Recaptured his elite edge in 2011 with five titles, a 56-13 record and ended the year ranked No. 3 in the world. Reached the finals of the Australian Open to start the year, his second straight appearance, but lost to Djokovic. Made the semifinals at Roland Garros, his best effort ever there, losing to Nadal in straights sets. Won his first title of the year by defending at Queen's Club over Jo-Wilfried Tsonga. Reached the semifinals at London for a third straight year, but lost to Nadal in four sets. Won Cincinnati over Djokovic, by then No. 1, and lost in four to Nadal at the US Open semifinals. Got red-hot down the stretch, winning Bangkok without losing a set, Tokyo (over Nadal) and Shanghai (over David Ferrer) in consecutive weeks to climb to No. 3.
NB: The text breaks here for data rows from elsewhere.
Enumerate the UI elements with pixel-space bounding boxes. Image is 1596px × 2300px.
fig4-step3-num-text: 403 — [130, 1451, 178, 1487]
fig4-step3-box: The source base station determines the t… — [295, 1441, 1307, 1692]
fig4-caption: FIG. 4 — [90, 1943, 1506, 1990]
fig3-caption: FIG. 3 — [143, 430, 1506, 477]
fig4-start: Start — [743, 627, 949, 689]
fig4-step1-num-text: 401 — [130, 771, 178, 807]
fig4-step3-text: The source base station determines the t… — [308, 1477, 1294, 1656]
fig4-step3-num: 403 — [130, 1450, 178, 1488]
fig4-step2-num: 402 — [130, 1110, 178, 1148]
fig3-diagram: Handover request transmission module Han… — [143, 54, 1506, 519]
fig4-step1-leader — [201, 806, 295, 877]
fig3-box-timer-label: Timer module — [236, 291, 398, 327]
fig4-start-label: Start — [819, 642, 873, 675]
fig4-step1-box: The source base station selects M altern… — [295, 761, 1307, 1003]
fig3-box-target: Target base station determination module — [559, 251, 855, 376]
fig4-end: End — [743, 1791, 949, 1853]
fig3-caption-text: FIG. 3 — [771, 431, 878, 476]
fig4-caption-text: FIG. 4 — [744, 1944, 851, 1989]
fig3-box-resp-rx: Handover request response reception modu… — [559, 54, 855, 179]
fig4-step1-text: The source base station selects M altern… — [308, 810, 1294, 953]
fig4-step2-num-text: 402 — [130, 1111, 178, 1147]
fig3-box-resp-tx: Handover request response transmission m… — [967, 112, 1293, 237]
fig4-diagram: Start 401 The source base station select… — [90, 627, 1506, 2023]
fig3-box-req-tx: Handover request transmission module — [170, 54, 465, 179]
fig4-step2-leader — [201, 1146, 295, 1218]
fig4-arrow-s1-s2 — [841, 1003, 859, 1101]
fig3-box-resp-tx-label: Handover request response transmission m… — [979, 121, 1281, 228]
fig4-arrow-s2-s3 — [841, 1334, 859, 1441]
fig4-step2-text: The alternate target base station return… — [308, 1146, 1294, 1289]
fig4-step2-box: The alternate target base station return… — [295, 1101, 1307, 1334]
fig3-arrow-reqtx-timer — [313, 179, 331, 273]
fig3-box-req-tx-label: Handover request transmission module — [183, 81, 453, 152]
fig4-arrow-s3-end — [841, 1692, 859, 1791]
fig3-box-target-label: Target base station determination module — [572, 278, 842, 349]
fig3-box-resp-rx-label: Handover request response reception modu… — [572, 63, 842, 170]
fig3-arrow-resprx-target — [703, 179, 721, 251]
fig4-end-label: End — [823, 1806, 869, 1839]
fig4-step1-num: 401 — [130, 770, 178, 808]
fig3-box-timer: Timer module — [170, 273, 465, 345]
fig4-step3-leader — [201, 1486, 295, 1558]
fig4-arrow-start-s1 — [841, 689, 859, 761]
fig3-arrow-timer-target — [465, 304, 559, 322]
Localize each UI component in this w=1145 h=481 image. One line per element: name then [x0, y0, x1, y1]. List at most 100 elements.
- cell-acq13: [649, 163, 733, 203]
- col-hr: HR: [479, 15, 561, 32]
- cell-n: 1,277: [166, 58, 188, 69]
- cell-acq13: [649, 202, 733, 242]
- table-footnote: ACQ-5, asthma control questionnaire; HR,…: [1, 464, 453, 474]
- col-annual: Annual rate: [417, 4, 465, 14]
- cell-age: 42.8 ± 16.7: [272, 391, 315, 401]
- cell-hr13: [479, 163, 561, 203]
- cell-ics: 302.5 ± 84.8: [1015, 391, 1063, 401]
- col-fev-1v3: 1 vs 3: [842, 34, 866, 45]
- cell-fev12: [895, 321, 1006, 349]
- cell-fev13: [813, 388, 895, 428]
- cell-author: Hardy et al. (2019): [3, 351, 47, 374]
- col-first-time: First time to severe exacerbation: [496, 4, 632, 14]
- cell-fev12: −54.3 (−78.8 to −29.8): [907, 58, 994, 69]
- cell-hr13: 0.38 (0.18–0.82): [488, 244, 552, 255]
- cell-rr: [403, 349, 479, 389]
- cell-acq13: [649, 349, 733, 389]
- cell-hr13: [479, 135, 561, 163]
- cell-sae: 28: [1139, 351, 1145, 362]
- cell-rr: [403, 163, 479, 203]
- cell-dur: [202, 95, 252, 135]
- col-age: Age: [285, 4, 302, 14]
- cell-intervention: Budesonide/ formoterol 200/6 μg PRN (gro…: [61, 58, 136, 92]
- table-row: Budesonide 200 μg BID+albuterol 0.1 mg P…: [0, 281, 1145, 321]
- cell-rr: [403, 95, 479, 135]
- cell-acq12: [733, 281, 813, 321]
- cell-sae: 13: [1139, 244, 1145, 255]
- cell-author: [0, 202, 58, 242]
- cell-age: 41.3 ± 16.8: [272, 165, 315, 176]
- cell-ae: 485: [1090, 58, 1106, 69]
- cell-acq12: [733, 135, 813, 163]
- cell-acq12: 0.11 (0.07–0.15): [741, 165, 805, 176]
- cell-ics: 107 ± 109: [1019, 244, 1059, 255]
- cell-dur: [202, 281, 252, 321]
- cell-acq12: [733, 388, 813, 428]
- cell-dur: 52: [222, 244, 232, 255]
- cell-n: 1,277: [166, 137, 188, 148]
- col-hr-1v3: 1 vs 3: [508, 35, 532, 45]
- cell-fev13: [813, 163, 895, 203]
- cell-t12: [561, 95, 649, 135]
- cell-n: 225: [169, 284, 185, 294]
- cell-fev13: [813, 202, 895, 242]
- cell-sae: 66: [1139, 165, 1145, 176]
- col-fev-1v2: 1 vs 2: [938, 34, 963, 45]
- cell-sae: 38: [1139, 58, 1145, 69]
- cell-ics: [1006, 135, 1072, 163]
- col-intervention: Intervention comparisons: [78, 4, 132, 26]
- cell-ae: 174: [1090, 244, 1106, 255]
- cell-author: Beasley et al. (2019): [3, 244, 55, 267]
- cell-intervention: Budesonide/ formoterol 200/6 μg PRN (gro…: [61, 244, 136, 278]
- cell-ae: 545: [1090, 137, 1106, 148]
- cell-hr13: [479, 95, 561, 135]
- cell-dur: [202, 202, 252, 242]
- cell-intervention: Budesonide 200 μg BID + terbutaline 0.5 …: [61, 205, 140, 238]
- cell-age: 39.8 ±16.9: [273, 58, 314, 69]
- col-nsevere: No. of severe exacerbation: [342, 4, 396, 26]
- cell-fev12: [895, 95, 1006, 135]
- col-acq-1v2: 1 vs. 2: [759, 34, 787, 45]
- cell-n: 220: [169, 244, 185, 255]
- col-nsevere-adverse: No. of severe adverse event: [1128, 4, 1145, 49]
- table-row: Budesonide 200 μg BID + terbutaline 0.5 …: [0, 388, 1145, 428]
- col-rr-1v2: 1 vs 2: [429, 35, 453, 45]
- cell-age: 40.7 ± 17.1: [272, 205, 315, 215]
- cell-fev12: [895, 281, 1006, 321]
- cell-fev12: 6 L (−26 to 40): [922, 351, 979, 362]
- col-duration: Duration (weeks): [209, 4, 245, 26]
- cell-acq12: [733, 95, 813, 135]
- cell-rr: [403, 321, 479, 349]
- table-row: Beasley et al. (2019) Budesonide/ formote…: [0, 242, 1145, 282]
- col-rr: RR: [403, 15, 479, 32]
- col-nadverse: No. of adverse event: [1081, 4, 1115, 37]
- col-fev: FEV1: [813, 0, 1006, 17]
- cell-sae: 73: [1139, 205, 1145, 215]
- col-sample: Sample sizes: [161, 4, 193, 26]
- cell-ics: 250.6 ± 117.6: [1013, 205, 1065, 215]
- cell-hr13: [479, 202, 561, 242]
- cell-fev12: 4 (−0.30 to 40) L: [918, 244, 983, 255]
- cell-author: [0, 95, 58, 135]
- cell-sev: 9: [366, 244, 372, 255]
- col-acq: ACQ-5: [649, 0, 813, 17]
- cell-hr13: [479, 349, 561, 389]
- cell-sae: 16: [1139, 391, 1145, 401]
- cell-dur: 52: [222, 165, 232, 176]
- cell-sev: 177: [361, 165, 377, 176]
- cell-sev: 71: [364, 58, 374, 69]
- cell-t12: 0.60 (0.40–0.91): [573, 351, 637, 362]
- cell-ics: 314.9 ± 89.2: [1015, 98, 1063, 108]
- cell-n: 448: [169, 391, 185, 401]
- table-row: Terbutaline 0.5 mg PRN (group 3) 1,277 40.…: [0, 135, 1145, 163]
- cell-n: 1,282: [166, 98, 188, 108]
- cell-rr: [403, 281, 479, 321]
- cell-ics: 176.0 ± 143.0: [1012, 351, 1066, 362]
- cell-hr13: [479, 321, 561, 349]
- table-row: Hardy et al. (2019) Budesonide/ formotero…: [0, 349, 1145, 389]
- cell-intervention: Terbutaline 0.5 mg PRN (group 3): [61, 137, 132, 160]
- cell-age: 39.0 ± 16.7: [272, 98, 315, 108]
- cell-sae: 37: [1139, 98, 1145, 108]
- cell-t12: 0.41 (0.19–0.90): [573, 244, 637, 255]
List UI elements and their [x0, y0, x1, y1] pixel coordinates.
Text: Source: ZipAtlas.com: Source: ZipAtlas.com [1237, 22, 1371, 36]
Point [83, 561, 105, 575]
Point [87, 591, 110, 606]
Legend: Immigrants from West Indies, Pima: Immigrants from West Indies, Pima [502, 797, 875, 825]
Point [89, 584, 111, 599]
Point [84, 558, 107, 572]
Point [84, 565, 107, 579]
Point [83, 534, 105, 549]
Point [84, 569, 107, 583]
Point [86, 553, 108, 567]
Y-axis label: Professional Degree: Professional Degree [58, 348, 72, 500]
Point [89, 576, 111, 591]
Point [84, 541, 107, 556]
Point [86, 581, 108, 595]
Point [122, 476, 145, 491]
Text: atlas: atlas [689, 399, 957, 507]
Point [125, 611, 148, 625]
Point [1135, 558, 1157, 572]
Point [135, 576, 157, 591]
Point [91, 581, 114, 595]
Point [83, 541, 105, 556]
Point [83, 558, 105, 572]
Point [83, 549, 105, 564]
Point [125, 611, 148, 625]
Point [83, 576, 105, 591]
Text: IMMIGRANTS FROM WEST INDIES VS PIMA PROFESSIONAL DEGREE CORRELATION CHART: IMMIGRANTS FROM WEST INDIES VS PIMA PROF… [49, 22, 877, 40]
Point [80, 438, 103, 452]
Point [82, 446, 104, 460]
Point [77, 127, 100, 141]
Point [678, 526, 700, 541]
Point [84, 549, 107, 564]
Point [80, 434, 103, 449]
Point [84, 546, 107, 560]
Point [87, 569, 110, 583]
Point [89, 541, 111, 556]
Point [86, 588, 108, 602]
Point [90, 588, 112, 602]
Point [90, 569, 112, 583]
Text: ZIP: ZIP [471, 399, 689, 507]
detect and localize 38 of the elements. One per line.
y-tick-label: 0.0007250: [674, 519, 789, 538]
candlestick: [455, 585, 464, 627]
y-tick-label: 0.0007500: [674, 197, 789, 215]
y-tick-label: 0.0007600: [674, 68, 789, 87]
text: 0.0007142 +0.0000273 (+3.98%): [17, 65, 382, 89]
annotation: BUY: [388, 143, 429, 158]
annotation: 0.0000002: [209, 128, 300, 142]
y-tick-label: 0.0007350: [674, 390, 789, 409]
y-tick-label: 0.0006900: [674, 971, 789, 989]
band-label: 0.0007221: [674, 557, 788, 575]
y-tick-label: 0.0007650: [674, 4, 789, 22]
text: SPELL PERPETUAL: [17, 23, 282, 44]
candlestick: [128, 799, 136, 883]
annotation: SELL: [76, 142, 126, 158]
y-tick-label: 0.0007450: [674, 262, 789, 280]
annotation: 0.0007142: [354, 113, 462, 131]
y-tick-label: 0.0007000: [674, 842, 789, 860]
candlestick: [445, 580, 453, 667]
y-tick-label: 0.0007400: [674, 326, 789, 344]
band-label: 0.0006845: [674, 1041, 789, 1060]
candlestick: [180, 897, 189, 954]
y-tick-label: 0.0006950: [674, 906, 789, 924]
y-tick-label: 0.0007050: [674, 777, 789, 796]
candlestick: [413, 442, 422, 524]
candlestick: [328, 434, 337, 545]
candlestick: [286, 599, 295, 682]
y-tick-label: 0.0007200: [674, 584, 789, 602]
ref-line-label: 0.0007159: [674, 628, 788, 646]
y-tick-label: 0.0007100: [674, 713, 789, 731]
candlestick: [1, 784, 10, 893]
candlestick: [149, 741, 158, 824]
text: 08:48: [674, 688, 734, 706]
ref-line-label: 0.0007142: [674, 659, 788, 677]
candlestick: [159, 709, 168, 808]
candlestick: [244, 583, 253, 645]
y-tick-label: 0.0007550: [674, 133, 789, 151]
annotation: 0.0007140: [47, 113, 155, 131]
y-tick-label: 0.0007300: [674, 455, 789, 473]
Achieved what every subject of the UK had been waiting 76 years for, becoming the first from that nation to win a Grand Slam since 1936. Won three titles overall, $5.7m in prize money and went 56-16. Won Brisbane to start the year, but missed a third straight Australian Open final when he blew a 2-1 sets lead and lost to Djokovic in five in the semifinals. Reached his first Wimbledon final and took the first set off Federer, then lost in four. Gained a measure of revenge a month later at the London Summer Olympics, knocking off Djokovic in the semifinals and Federer in the final for the gold medal. A month after that, grabbed the US Open title by outlasting Djokovic 7-6(10), 7-5, 2-6, 3-6, 6-2, his first Grand Slam title, propelling him back to No. 3 in the world.

Grand Slam Singles Titles (2):

US Open - 2012
Wimbledon - 2013

Year-End Singles Rankings:

2012: 3
2011: 4
2010: 4
2009: 4
2008: 4
2007: 11
2006: 17
2005: 64
2004: 411

Off the Court

Is the son of Judy, a former Scottish national coach, and William, a retail area manager. Older brother Jamie also plays tennis, and the two have played doubles together frequently. Is a passionate fan of soccer as well, and played both sports growing up, eventually picking tennis despite interest from his local team (Glasgow Rangers) on the pitch. Is currently coached by former pro Ivan Lendl.